Two soldiers from 1st AD plead not guilty in Lamebear killing
MANNHEIM, Germany — Two 1st Armored Division soldiers entered not guilty pleas to all charges during their arraignment for the November 2002 beating death of fellow soldier Pfc. Clint C. Lamebear.
At their arraignments Thursday at Taylor Barracks in Mannheim, Col. Stephen R. Henley, presiding judge, 5th Judicial Circuit, set separate trial dates for Pfc. Jonathan Schroeder, 22, and Pfc. Andrew Humiston, 23.
Henley scheduled Schroeder’s court-martial for July 8-11 and Humiston’s for July 14-17.
Locations for the courts-martial are to be determined, Henley said.
Both Schroeder and Humiston selected the option of having one-third enlisted soldiers on their juries. Such juries must have at least five members, but no more than 12. Other options would have been a single trial judge hearing their cases, or juries with officers only.
Though the trials will be separate, both face identical charges: conspiracy to rob, felony murder, robbery and obstruction of justice.
Brig. Gen. Donald Jacka, V Corps rear (provisional) commander, referred charges after the 1st AD deployed to Kuwait and turned the court-martial convening authority over to the Heidelberg-based V Corps.
The courts-martial come after a four-day Article 32 hearing — the equivalent to a civilian grand jury — last January at 1st AD headquarters in Wiesbaden. Schroeder and Humiston both were assigned to the Friedberg-based Headquarters and Headquarters Company, 1st Battalion, 36th Infantry Regiment. Lamebear, 18, was assigned to Company A, 1-36.

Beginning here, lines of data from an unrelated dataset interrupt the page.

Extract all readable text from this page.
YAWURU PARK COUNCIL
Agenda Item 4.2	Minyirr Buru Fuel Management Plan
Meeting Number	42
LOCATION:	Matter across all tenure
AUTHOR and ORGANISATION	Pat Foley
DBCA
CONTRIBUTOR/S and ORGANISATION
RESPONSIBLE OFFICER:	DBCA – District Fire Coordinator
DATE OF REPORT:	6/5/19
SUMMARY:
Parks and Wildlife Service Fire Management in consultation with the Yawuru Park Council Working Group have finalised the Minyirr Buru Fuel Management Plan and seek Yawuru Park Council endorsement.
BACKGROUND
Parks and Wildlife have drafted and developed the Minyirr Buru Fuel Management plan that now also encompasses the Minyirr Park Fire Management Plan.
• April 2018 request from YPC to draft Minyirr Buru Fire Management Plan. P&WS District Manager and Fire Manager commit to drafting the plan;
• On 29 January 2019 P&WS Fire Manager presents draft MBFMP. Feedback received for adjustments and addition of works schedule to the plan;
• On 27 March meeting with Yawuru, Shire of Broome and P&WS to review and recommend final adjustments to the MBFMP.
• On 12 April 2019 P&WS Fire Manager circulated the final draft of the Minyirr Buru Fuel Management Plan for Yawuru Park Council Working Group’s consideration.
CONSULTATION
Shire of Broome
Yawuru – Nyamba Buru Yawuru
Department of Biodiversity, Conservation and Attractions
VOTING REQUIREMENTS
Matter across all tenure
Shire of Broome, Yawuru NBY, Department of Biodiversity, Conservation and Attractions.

Germany police detained the two soldiers on Nov. 16, the day after a German man found Lamebear’s body in a parking garage in the Sachsenhausen bar district of Frankfurt. After the German police transferred jurisdiction to U.S. authorities, the Army charged Schroeder and Humiston on Nov. 19.

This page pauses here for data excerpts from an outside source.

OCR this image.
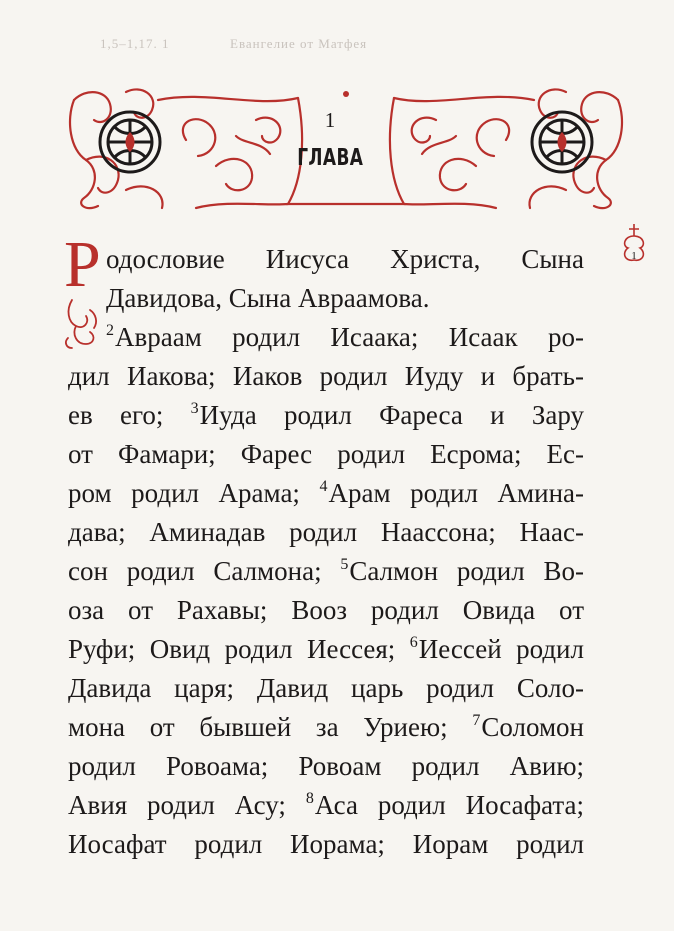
1,5–1,17. 1	Евангелие от Матфея
1
ГЛАВА
1
Р одословие Иисуса Христа, Сына
Давидова, Сына Авраамова.
$^2$Авраам родил Исаака; Исаак ро-
дил Иакова; Иаков родил Иуду и брать-
ев его; $^3$Иуда родил Фареса и Зару
от Фамари; Фарес родил Есрома; Ес-
ром родил Арама; $^4$Арам родил Амина-
дава; Аминадав родил Наассона; Наас-
сон родил Салмона; $^5$Салмон родил Во-
оза от Рахавы; Вооз родил Овида от
Руфи; Овид родил Иессея; $^6$Иессей родил
Давида царя; Давид царь родил Соло-
мона от бывшей за Уриею; $^7$Соломон
родил Ровоама; Ровоам родил Авию;
Авия родил Асу; $^8$Аса родил Иосафата;
Иосафат родил Иорама; Иорам родил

Neither Schroeder nor Humiston apparently faces the death penalty if convicted. A charge of premeditated murder was preferred against Schroeder in March, but was not referred to the courts-martial convening authority.
Germany does not have the death penalty, and — under the Status of Forces Agreement — has the right to try Americans accused of committing crimes on German soil, rather than turning them over to U.S. military authorities to face a capital trial.
However, Army authorities could have changed the venue to the States if they wanted to seek the death penalty, said Hilde Patton, V Corps spokeswoman.